The liana seems to be partly imaginary.  I remember seeing red stems and green leaves, but I am fairly sure that there were no black drupes at the time and that I only saw images of them by looking up the species on the internet.  The drawing thus knits together memory and imagination to represent the way I was thinking about my observation.

The ambiguity of the sketch forced me to think about the visual and structural patterns that things make, and how those map onto our other kinds of knowledge and memory.   There are really two issues here: one is that the sketch was by nature approximate, hasty, and in this case not based on direct observation but rather memory and its own approximations.  All of these aspects confer an abstract nature on the sketch.  It excludes the inessential and retains only an impression, just enough to reconstruct what was seen.  The second issue though relates to my lack of experience thinking about and observing lianas.  This led to what might be a not-so-clear abstraction of a liana growing up a trunk, and certainly created ambiguity in interpretation.  But the ivy I saw that helped me to understand the sketched pattern of something I had only seen once before—a liana on an espino—taught me about lianas and vines in general.

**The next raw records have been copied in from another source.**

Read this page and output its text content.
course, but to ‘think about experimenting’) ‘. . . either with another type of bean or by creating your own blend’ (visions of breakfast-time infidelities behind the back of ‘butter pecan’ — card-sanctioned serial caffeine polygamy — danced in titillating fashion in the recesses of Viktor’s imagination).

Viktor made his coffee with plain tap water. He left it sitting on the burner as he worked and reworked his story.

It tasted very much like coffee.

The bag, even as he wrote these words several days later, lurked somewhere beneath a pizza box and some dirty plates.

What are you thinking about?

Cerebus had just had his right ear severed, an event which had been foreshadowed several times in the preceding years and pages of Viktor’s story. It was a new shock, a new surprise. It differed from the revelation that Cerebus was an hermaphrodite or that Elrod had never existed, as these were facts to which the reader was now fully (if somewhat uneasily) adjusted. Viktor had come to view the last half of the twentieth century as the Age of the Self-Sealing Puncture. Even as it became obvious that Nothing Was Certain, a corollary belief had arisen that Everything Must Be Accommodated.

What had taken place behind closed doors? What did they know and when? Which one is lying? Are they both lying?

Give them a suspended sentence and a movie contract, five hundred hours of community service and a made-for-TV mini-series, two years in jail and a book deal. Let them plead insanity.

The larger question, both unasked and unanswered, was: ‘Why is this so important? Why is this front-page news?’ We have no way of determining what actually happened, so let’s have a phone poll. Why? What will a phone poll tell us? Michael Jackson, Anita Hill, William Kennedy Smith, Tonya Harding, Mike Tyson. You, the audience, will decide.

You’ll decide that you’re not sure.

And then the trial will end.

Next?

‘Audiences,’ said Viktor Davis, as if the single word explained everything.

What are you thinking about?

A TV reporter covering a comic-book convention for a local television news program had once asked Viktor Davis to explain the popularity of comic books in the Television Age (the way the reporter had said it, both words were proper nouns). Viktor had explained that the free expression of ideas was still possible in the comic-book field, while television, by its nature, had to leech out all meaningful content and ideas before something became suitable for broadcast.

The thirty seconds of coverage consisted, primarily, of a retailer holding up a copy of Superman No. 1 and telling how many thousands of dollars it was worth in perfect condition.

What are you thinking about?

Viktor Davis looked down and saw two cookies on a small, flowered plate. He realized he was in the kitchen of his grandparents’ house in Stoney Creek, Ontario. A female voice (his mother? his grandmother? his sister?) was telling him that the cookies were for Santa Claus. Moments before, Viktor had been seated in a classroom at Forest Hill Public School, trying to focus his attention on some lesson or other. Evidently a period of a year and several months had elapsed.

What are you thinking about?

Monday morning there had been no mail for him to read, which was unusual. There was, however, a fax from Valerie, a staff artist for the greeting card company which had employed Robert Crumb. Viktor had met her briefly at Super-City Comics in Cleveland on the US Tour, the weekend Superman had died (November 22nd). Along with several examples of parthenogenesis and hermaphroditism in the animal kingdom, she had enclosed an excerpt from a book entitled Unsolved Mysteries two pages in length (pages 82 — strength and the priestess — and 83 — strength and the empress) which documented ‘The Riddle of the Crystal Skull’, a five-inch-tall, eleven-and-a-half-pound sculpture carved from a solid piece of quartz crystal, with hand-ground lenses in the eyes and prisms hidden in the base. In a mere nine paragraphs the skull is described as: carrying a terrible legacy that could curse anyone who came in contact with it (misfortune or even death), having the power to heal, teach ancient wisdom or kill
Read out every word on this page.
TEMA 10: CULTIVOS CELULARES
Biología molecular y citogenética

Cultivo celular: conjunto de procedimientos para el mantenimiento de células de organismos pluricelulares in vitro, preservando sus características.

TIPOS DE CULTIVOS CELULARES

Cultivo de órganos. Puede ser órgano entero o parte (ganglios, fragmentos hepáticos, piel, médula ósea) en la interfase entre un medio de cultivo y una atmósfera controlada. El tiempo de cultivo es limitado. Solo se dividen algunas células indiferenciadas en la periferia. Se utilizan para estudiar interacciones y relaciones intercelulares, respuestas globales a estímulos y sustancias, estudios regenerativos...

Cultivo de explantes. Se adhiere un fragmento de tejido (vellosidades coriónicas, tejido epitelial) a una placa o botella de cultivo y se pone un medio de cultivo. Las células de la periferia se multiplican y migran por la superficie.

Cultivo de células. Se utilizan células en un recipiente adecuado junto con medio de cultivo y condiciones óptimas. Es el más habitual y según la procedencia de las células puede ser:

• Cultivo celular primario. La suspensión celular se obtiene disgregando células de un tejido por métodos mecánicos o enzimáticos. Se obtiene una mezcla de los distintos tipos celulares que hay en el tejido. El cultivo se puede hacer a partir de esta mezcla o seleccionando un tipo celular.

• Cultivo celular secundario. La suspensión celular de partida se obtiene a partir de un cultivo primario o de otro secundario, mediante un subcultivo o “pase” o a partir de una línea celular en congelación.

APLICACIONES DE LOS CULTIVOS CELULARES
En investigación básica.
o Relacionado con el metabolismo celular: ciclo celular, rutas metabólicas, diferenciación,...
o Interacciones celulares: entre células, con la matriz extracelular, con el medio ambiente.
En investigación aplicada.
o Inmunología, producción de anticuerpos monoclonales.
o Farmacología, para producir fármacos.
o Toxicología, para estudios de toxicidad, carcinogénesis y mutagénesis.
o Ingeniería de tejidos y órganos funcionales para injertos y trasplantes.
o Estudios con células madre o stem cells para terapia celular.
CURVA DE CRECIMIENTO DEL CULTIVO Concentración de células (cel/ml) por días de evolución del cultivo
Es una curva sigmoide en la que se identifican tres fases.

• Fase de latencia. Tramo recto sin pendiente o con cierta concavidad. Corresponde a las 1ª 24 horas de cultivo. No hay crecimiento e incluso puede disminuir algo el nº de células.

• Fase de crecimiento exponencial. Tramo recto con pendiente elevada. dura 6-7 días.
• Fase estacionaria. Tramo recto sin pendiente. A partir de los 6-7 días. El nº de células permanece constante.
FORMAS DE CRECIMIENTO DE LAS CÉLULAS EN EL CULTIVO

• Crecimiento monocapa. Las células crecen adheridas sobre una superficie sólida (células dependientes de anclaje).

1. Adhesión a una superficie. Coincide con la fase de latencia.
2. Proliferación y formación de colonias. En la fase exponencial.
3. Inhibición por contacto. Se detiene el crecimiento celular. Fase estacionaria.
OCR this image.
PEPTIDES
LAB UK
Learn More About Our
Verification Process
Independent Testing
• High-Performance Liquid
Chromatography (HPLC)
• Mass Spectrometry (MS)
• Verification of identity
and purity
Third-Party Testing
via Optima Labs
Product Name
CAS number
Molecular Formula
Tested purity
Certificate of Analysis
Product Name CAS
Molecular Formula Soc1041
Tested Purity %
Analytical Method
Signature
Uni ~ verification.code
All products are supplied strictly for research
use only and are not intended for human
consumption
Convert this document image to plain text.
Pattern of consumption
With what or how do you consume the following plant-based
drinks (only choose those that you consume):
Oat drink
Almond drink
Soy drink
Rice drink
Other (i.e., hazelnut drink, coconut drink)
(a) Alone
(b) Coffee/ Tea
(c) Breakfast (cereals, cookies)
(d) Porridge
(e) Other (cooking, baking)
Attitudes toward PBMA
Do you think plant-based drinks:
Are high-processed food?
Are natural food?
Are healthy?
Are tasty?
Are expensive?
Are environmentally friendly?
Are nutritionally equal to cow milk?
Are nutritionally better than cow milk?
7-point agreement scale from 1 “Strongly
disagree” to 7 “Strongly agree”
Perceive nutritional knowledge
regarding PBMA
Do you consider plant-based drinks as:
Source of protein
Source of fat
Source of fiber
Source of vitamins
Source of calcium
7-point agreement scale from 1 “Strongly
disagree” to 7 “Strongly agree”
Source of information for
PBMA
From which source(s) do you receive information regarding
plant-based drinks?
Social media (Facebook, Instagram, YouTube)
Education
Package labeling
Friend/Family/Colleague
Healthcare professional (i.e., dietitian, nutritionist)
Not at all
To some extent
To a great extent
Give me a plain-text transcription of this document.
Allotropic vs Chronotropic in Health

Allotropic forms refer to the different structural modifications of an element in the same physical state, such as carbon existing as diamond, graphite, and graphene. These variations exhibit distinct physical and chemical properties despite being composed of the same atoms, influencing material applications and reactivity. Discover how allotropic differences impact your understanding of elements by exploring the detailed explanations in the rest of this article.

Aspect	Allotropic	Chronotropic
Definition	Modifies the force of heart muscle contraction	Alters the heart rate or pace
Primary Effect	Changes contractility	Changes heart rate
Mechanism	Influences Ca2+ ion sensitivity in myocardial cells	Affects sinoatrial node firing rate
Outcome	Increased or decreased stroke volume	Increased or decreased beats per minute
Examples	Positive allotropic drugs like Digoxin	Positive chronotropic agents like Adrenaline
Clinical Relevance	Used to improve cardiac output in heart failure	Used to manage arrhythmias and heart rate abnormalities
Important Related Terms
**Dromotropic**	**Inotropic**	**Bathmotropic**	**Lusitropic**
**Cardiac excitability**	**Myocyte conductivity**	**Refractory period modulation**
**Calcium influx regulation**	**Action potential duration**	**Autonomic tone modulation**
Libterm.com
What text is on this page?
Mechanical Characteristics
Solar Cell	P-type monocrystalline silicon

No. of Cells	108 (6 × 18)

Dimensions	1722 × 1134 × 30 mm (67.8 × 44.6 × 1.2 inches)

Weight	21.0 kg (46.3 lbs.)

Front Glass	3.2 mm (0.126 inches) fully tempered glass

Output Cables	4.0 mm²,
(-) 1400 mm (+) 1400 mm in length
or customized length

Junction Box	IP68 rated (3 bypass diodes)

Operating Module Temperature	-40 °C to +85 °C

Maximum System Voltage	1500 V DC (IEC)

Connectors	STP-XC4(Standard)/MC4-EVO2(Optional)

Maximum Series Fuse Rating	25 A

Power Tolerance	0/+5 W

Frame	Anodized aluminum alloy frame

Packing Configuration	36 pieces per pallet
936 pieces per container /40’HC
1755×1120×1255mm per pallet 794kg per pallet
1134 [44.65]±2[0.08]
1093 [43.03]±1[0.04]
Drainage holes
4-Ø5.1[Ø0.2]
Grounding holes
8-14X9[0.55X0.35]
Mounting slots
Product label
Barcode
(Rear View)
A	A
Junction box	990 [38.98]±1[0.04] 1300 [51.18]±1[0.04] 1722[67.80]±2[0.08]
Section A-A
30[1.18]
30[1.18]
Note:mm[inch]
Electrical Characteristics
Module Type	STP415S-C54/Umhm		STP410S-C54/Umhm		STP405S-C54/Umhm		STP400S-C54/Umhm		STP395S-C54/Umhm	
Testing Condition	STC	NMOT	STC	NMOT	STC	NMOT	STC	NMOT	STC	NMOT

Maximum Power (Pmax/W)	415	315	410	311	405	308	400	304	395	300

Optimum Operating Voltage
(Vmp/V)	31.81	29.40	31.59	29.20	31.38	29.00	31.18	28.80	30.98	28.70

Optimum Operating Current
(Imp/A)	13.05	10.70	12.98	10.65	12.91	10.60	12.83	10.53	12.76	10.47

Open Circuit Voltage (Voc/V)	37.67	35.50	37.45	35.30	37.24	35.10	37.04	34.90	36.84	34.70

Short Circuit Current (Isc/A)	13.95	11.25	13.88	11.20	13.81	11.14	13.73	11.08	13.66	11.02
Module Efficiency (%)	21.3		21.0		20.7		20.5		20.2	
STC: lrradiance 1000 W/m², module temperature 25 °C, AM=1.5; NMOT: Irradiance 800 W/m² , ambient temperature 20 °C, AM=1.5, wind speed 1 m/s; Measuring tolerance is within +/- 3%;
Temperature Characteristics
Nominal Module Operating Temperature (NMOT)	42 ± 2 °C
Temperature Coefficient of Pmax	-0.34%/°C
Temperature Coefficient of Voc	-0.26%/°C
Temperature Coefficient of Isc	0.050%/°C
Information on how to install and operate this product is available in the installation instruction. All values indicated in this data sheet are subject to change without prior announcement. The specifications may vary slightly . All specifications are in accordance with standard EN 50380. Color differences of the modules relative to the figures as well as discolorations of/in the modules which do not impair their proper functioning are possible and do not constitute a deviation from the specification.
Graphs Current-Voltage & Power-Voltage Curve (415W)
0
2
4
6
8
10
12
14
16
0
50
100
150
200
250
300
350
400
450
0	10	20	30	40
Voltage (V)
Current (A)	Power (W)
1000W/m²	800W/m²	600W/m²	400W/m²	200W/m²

An important part of natural history is personal memory, the accumulation of implicit and tacit knowledge.  How do we make these memories relevant to interpreting the future as well as the past?  Writing, sketching and showing others are all important means of communication, that emphasize different aspects of nature—the narratives and cycles, the structural patterns, the kinaesthetic and embodied knowledge of where, when and how.

It is well-known that natural history drawings have features that photographs do not: they can represent a general or ideal example of something, facilitating recognition, and they can bring attention to particular features or patterns through emphasis, selectivity and abstraction.

As I mention in the article, I think of natural history as seeking patterns, which can be used to interpret the past, but also potentially the future.  In my drawing, I imagined the visual effect of the liana on the espino in a season when it had fruit. In the Anthropocene, it might be interesting to think more about the natural history of the future.  How will places look, behave and feel under climate change? How will we read the landscape of abandoned infrastructures in the future?  What unexpected species pairing will we find somewhere next year, testimony to some casual event yesterday?  These visions don’t have to be apocalyptic—and they don’t have to be written.   Drawings can often be both more subtle and more complex than words.  They have their own logic of organization and representation.

I recently saw a short article in the ESA Bulletin about how ecologists can avoid midlife crises and burnout.  Going into the field from time to time was one suggestion.  I would also add to that that the practice of natural history, and the attempt to communicate it, if only to oneself later on, can be both enjoyable and meaningful.  It was a pleasant surprise to find this sketch that I had forgotten about, and it brought a new angle to what the liana and the espino taught me about the socioecological interactions of central Chile.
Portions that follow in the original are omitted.